Adobe: Zero-day attacks targeting Flash Player hole
An unpatched Flash Player vulnerability is being targeted in attacks on Windows-based computers, Adobe says.
Adobe today warned of a critical hole in Flash Player that is being exploited in the wild to take control of computers or cause them to crash.
"There are reports that this vulnerability is being exploited in the wild in targeted attacks via a Flash (.swf) file embedded in a Microsoft Word (.doc) file delivered as an email attachment, targeting the Windows platform," the company said in an advisory. "At this time, Adobe is not aware of any attacks via PDF targeting Adobe Reader and Acrobat.

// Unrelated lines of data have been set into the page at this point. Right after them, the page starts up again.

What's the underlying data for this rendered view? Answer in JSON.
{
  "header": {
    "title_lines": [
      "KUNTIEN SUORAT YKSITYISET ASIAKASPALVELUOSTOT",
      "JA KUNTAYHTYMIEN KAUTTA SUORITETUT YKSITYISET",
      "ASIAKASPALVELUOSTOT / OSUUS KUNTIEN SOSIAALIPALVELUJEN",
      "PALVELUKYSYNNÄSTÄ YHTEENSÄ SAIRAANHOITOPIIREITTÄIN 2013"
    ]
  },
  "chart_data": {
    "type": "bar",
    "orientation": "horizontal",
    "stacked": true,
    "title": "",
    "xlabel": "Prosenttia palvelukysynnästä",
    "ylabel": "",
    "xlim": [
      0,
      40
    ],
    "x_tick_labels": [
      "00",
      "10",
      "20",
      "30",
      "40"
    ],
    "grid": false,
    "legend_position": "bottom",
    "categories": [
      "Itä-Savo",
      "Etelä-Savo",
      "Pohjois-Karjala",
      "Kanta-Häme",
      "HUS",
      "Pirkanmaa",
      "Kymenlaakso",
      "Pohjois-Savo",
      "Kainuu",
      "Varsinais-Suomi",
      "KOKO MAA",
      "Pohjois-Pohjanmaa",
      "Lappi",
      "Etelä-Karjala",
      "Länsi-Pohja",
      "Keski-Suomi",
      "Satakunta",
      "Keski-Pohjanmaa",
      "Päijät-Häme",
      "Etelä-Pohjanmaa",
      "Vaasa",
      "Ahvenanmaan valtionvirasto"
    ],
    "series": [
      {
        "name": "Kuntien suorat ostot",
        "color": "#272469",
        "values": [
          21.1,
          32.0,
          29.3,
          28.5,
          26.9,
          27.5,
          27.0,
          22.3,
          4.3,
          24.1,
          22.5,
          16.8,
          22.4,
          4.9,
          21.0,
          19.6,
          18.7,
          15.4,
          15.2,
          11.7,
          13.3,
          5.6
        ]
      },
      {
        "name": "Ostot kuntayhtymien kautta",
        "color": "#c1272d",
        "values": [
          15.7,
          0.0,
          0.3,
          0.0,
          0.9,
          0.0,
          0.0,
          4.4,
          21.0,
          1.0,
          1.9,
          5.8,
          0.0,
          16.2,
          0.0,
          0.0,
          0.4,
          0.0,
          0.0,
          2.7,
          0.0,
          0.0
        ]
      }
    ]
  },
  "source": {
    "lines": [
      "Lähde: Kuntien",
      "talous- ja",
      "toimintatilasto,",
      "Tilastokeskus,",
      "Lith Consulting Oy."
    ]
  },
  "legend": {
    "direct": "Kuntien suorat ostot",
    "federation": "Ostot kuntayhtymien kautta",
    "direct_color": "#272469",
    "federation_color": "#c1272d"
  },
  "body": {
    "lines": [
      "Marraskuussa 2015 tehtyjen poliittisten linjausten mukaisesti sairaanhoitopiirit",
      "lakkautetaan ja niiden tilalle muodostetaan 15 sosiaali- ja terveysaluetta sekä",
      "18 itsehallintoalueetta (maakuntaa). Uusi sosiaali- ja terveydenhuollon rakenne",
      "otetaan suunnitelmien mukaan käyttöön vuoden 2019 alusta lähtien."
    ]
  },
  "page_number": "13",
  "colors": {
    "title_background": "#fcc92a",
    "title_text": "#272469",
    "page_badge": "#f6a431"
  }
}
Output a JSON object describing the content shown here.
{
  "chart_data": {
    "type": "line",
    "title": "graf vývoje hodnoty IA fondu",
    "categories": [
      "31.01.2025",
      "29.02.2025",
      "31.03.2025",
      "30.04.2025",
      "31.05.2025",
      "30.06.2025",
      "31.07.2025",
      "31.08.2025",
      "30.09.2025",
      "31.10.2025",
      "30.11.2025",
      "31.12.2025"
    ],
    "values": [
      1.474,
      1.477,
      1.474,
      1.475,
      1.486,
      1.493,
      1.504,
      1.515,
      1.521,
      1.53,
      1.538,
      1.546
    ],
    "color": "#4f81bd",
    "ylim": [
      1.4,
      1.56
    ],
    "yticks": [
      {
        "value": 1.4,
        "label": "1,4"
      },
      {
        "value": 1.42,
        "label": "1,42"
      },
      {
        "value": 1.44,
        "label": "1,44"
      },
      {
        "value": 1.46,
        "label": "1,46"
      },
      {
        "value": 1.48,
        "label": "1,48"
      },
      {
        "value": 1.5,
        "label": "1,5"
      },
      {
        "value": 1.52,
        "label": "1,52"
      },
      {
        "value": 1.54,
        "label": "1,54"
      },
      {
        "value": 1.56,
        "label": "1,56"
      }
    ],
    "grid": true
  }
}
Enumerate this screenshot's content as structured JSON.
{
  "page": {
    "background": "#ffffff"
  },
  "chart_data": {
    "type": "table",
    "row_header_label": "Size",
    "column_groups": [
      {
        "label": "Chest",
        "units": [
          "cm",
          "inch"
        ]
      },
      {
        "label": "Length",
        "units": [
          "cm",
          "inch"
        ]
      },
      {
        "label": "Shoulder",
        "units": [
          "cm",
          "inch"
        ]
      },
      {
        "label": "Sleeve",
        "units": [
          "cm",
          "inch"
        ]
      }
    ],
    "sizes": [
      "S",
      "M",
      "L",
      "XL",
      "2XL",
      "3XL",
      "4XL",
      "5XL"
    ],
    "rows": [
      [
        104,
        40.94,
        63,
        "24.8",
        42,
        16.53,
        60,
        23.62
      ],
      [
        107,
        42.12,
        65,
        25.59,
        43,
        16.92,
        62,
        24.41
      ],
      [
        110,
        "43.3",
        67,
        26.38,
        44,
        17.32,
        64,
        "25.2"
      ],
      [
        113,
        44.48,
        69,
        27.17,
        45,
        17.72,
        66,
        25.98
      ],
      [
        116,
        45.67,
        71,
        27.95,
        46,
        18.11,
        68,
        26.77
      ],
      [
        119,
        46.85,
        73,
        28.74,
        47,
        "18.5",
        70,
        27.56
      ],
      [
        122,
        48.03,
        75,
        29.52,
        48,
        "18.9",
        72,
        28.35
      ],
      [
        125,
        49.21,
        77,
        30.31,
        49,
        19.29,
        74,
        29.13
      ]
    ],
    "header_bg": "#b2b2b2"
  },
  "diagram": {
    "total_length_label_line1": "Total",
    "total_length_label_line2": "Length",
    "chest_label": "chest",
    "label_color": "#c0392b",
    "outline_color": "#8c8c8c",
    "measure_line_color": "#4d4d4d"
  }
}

Adobe Reader X Protected Mode mitigations would prevent an exploit of this kind from executing."
Adobe said it is "finalizing a schedule" for releasing updates for Flash Player 10.2.x and earlier versions for Windows, Macintosh, Linux, Solaris and Android, Adobe Acrobat X (10.0.2) and earlier 10.x and 9.x versions for Windows and Macintosh, Adobe Reader X (10.0.2) for Macintosh, and Adobe Reader 9.4.3 and earlier 9.x versions for Windows and Macintosh.
Since Adobe Reader X Protected Mode would prevent an exploit of this kind from executing, the company said it will address the issue in Adobe Reader X for Windows with the next quarterly security update, scheduled for June 14.
Last month, Adobe fixed a different critical vulnerability in Flash Player that affects Adobe Reader and Acrobat and which reportedly had been exploited in attacks via Flash files embedded in Excel files distributed via e-mail. Attackers exploited that hole to target employees at RSA and get access to data related to the SecurID authentication tokens, prompting RSA to warn customers that their systems may be weakened as a result.